Exam Name: | CompTIA SecurityX Certification Exam | ||
Exam Code: | CAS-004 Dumps | ||
Vendor: | CompTIA | Certification: | CompTIA CASP |
Questions: | 571 Q&A's | Shared By: | parker |
Company A acquired Company B. During an initial assessment, the companies discover they are using the same SSO system. To help users with the transition, Company A is requiring the following:
• Before the merger is complete, users from both companies should use a single set of usernames and passwords.
• Users in the same departments should have the same set of rights and privileges, but they should have different sets of rights and privileges if they have different IPs.
• Users from Company B should be able to access Company A's available resources.
Which of the following are the BEST solutions? (Select TWO).
The Chief Security Officer (CSO) requested the security team implement technical controls that meet the following requirements:
* Monitors traffic to and from both local NAS and cloud-based file repositories
* Prevents on-site staff who are accessing sensitive customer Pll documents on file repositories from accidentally or deliberately sharing sensitive documents on personal Saa$S solutions
* Uses document attributes to reduce false positives
* Is agentless and not installed on staff desktops or laptops
Which of the following when installed and configured would BEST meet the CSO's requirements? (Select TWO).
A security engineer performed an assessment on a recently deployed web application.
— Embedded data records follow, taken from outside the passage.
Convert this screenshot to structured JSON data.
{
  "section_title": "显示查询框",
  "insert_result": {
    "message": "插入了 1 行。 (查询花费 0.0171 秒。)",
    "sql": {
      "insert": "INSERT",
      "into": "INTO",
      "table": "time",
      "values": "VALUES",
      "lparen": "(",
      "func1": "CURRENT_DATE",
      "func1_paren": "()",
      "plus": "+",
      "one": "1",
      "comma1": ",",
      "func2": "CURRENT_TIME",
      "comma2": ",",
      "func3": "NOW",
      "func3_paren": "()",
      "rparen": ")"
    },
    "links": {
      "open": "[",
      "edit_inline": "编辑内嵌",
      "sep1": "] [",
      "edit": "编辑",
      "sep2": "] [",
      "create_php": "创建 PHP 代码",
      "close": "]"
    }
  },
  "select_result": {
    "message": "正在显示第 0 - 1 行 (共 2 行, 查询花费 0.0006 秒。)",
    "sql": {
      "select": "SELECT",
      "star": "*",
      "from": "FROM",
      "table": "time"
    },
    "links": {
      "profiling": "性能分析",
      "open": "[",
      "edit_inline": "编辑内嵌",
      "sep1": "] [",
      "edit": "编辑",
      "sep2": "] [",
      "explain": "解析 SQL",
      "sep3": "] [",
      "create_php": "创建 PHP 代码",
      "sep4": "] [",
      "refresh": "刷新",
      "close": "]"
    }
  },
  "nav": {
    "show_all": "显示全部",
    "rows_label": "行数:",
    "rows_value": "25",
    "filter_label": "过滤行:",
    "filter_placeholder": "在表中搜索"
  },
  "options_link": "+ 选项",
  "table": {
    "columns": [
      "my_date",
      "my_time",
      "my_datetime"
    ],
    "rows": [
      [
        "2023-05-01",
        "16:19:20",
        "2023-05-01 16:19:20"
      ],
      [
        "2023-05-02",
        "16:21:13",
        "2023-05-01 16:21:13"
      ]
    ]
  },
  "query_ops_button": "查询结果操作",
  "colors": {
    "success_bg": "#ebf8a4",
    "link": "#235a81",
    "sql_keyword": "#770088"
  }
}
The engineer was able to exfiltration a company report by visiting the following URL:
www.intranet.abc.com/get-files.jsp?file=report.pdf
Which of the following mitigation techniques would be BEST for the security engineer to recommend?
A security analyst has been tasked with providing key information in the risk register. Which of the following outputs or results would be used to BEST provide the information needed to determine the
security posture for a risk decision? (Select TWO).